Imran S. Khan


I was born in San Jose, California and grew up in the San Francisco Bay Area. My parents are both immigrants so I was the first in my family to go to college in the United States. I completed my bachelor’s degree in Molecular and Cell Biology at UC Berkeley and discovered my passion for immunology and basic science research. I came to UCSF for medical school as part of the Medical Scientist Training Program (MSTP) and earned a combined MD/PhD degree. In pursuing a career as a pediatric physician-scientist, I hope to advance our understanding of pediatric disease and improve therapeutic outcomes for children.

Why did I choose UCSF?

I chose to stay at UCSF for residency because it provides the perfect combination of an outstanding clinical training with a thriving research environment. When evaluating research-oriented programs I made sure to look at the outcomes of former residents. I quickly realized that UCSF was one of the few programs that not only allowed physician-scientists to participate in the Accelerated Research Pathway (“fast-tracking”), but actually had several residents who had fast-tracked successfully. I was also impressed by the number of residents/fellows who had gone on to receive Physician-Scientist Development Program (PSDP) Fellowships or K-level NIH awards. The numbers and data were quite compelling and I was inspired to take advantage of these tremendous research opportunities at an institution that still prides itself on its rigorous clinical training.

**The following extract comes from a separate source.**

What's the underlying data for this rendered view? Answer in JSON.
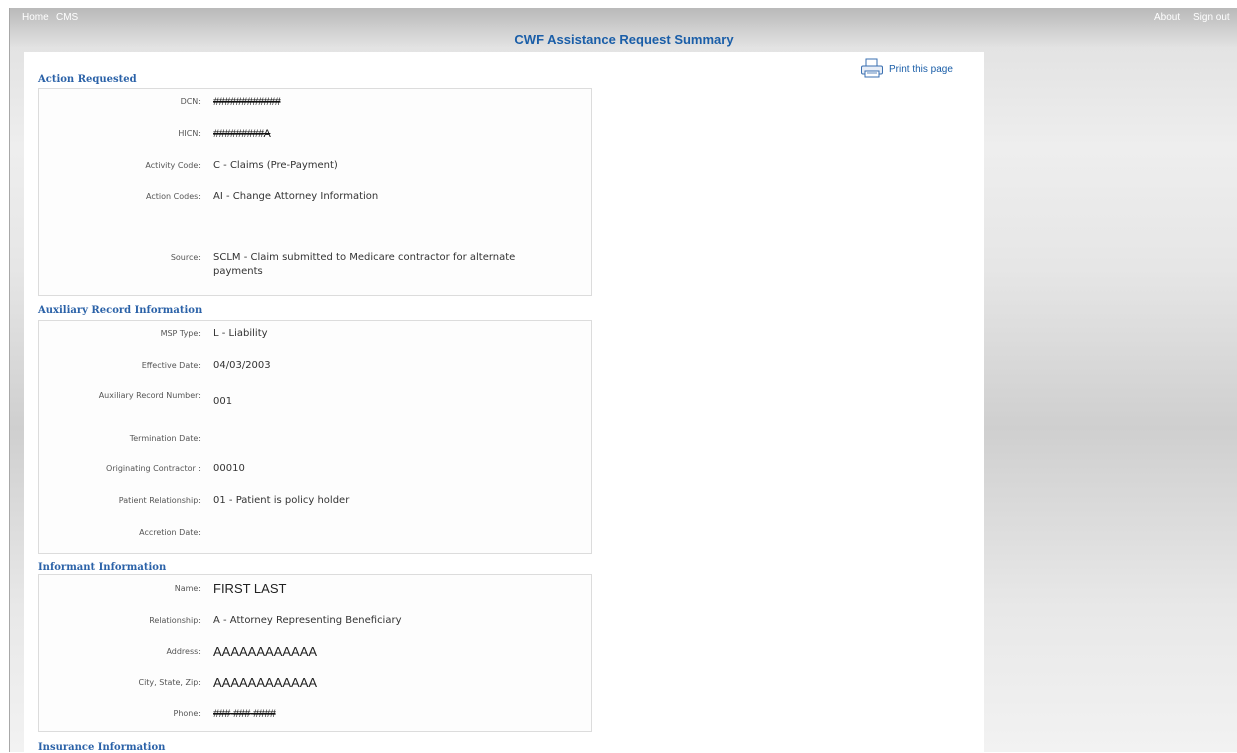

In addition to academics, I have always loved the diverse nature of the San Francisco Bay Area and everything the city has to offer. I live 10 minutes from Ocean Beach, Land’s End, SF Zoo, Golden Gate Park and Cal Academy of Sciences, all of which are perfect for spending time with my wife and son on my precious days off. I’m also a foodie and constantly searching for great coffee so San Francisco is a wonderful city for both of these endeavors.

How has the Molecular Medicine Pathway influenced my training?

The Molecular Medicine Pathway at UCSF is designed to support physician-scientists across all residency programs at UCSF. Within pediatrics, there is a big emphasis on mentorship and seeking out research advisors. I met early on with my Molecular Medicine advisor and she helped me work through the logistics of fast-tracking and choosing labs for research. Residents in the Molecular Medicine Pathway are also given two protected half-days to attend research seminars every other month where we can hear an established UCSF physician-scientist talk about their research and career path. Some of these seminars have been adapted to grant-writing workshops and networking events. I believe the greatest outcome of this time is the opportunity to meet other residents and fellows who are similarly pursuing academic careers in basic science research. Residency is clinically demanding so it is important to get advice from people who are at various stages of their training.

What will I do after residency?

I am planning to participate in the Accelerated Research Pathway (“fast-tracking”) and apply to Neonatology for fellowship training. My long-term goal is to combine a career as a neonatologist and a physician-scientist and continue basic science research in immunology.

What is it like to be a parent during residency?

Being a parent has been both the most challenging and rewarding aspect of residency training.

I started residency when my son was 6 months old and I’ve never caught up on sleep. But in all honesty given the long hours and busy clinical schedule, my wife is the true superhero of our family who makes this all possible. My wife’s job has more predictable and flexible hours, which allows her to take ownership of all of the time-sensitive responsibilities like daycare pickups/drop-offs and bedtime routines. Although it’s hard being away from my son during the long days and weekends, I’ve learned to truly cherish the time we do have together as a family. Coming home to see him at the end of a long day makes it worth all of the sacrifice, even if it’s just to catch a glimpse of him sleeping.